At a farewell reception at Blair House for the retiring chief of protocol, Don Ensenat, who was President Bush's Yale roommate, the president shook hands with Washington Life Magazine's Soroush Shehabi. "I'm the grandson of one of the late Shah's ministers," said Soroush, "and I simply want to say one U.S. bomb on Iran and the regime we all despise will remain in power for another 20 or 30 years and 70 million Iranians will become radicalized."

"I know," President Bush answered.

"But does Vice President Cheney know?" asked Soroush.

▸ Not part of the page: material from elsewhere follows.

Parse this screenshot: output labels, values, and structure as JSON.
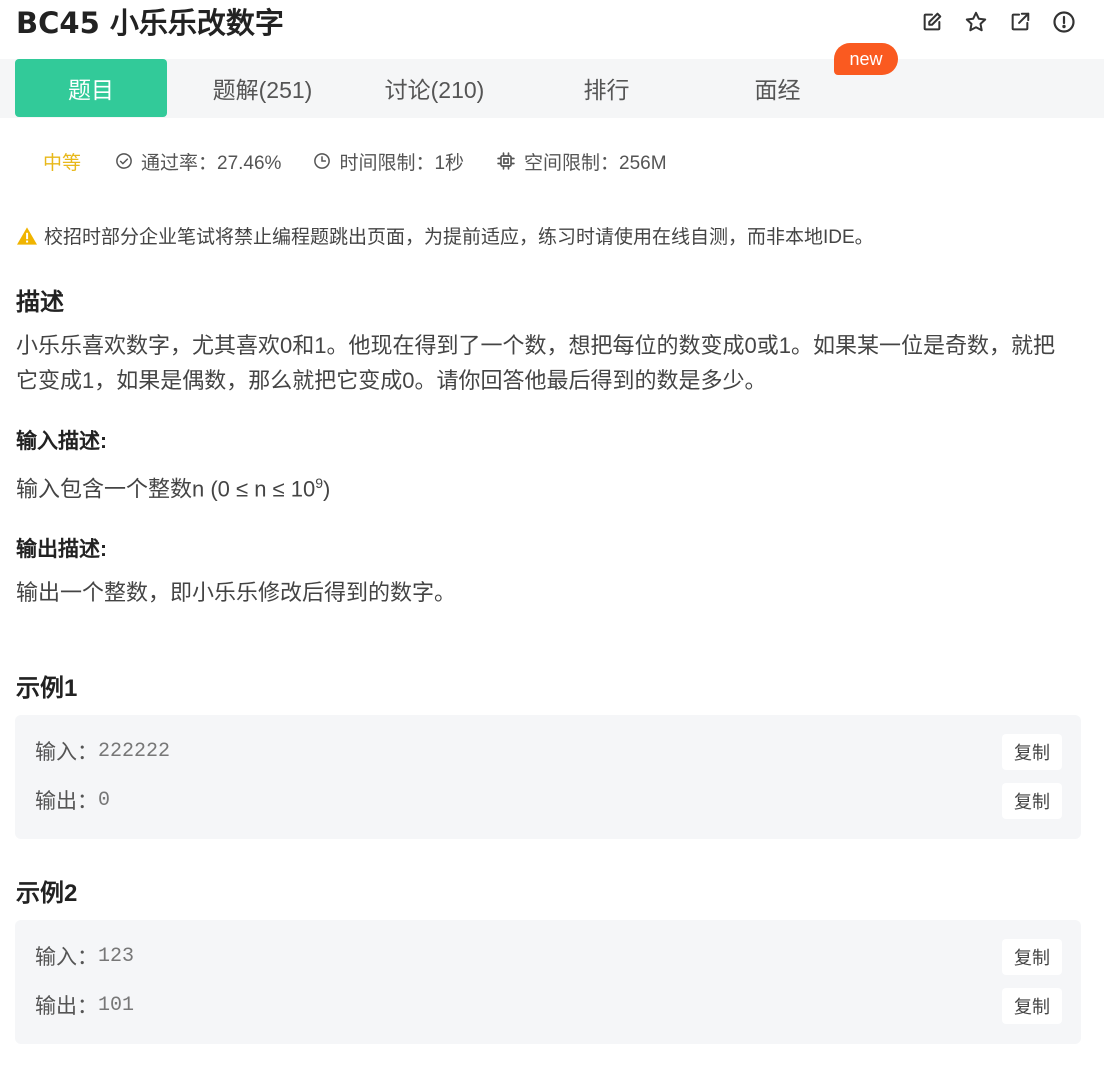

President Bush chuckled and walked away.
[Source.]
In a total vacation from reality, the American Enterprise Institute's Gerecht says that an attack on Iran would not harm their mission in Iraq:
As for imperiling the U.S. mission in Iraq, Gerecht argued that Iran "can't really hurt us there." Ultimately, he concluded, "we may have to fight a war—perhaps sooner rather than later—to stop such evil men from obtaining the worst weapons we know."
[Source.]
Diverting manpower, creating a new enemy and turning Iraq's Shia against the U.S. "can't really hurt" the U.S. in Iraq. I can't imagine how drunk on patriotic fervor someone's mind would have to be, and how ignorantly optimistic as well, to believe something that ridiculous.

Then there is the issue of geography and geology. Grab a map and look at the Persian Gulf. Find the Strait of Hormuz. Then ask yourself how much the price of oil might rise if Iran started to fire shells at oil tankers traversing those waters.

Ordinarily, it would be an insult to a person's intelligence to try the same scam on them twice. Yet more and more I am seeing the more vocal of the cyberworld's crazies frothing at the mouth for Iranian blood. Logic and fact are not a part of this, I suspect. We are reaching into the more primal areas of the psyche with these people. The men in power, yes, I expect them to lie, when have people in power not? It is the believers that I worry about.